The ketolide antimicrobial agent HMR-3004 inhibits neutrophil superoxide production by a membrane-stabilizing mechanism.

We have investigated the membrane-stabilizing potential of the prototype ketolide antimicrobial agent, HMR-3004 (3.75-125 microM), as well as the effects of this agent on the production of superoxide by human neutrophils activated with FMLP, the calcium ionophore A23187, phorbol 12-myristate 13-acetate (PMA) or opsonized zymosan (OZ), each of which uses different transductional mechanisms to activate NADPH-oxidase. Membrane-stabilizing activity was investigated using a hemolytic procedure, while superoxide production was assayed by lucigenin-enhanced chemiluminescence.
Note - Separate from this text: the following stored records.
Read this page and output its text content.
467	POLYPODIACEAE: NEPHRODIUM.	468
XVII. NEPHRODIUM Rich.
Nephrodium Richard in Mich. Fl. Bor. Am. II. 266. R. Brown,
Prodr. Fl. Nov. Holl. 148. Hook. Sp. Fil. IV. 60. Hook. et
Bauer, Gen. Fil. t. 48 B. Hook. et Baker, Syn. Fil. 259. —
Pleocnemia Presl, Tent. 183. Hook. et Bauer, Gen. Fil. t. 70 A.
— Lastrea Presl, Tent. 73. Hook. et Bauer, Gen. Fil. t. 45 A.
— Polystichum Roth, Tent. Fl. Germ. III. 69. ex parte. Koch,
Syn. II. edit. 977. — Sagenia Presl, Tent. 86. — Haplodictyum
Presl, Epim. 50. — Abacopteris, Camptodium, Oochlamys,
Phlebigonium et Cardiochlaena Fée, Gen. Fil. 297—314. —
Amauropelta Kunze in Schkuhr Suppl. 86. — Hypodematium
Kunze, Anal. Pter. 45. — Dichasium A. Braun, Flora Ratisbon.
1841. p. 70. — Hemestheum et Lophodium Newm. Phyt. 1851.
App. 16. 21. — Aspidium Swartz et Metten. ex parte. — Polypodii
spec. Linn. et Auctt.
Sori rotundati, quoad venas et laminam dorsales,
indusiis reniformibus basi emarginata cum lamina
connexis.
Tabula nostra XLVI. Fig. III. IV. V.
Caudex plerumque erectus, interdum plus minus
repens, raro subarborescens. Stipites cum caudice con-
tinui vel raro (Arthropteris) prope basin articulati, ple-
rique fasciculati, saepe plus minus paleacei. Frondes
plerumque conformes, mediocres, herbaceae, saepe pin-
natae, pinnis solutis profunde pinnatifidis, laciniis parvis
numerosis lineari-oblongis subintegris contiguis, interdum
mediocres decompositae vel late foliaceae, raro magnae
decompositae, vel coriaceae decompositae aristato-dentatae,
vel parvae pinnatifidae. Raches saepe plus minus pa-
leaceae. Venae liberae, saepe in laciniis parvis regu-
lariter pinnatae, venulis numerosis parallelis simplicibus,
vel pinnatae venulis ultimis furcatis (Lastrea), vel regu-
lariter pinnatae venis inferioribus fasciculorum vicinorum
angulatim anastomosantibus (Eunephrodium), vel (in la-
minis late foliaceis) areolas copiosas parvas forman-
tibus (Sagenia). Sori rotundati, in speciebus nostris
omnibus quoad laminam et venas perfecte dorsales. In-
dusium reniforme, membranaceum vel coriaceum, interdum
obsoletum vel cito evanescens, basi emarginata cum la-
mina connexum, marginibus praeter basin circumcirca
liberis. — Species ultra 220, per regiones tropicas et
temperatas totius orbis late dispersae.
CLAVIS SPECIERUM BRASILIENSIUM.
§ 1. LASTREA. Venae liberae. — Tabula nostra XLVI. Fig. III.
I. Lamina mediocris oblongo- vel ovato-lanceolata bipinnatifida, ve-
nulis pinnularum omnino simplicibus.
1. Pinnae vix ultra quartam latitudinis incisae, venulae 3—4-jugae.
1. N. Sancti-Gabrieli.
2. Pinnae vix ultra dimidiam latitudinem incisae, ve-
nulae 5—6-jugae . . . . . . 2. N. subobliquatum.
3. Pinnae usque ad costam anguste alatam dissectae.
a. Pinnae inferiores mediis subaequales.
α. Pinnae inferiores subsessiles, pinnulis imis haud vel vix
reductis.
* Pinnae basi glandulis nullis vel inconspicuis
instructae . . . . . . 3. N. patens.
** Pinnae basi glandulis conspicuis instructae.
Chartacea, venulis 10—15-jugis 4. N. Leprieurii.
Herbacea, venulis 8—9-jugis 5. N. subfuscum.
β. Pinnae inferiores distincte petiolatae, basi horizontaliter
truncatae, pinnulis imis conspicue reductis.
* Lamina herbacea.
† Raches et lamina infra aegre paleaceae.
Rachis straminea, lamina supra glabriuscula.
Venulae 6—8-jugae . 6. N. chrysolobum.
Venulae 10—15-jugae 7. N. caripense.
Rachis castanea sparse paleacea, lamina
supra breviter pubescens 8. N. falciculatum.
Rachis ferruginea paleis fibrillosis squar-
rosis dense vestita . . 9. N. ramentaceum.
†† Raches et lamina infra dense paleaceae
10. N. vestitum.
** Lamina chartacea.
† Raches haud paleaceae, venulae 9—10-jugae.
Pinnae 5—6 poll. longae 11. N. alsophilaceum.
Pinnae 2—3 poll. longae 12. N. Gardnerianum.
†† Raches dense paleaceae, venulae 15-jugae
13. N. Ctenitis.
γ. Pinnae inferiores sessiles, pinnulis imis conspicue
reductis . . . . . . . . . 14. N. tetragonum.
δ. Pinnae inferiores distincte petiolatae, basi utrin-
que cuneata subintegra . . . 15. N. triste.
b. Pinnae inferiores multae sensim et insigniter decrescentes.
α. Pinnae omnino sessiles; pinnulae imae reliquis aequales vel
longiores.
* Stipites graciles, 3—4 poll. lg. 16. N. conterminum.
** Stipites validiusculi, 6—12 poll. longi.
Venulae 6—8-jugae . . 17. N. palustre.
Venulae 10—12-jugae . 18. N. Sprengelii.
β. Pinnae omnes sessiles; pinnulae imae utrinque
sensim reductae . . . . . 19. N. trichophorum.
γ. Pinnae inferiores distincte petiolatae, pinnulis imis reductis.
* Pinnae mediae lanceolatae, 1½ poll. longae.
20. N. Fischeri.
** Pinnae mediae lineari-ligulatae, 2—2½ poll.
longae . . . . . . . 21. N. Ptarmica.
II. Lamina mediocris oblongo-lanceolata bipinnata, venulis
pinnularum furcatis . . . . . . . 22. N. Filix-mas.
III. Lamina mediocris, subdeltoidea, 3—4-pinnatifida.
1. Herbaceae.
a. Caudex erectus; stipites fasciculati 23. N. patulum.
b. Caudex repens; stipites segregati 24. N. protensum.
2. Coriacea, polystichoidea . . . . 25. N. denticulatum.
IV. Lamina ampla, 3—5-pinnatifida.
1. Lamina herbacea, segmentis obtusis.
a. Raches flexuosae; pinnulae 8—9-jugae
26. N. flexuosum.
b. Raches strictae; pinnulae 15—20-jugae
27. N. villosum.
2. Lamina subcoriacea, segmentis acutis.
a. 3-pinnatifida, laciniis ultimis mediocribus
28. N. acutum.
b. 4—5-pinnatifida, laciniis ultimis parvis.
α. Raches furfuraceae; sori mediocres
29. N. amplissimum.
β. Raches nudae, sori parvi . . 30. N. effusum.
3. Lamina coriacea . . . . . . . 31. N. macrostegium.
At concentrations of 3.75 microM and greater, HMR-3004 caused dose-related inhibition of superoxide production by neutrophils activated by all four stimuli of membrane-associated oxidative metabolism, which was not associated with cytotoxicity or superoxide-scavenging activity. At the same concentrations, HMR-3004 antagonized the hemolytic actions of the membrane-disruptive bioactive phospholipids, lysophosphatidylcholine (LPC), platelet-activating factor (PAF) and lyso-PAF. A mechanistic relationship between the membrane-stabilizing and the anti-oxidative properties of HMR-3004 was suggested by the observation that treatment of neutrophils with non-cytolytic concentrations of LPC antagonized the inhibitory effects of the ketolide on superoxide production by these cells. These membrane-stabilizing, anti-oxidative activities of HMR-3004 suggest that in addition to its antimicrobial properties, this agent possesses anti-inflammatory properties which are superior to those of the presently available macrolide and azalide agents.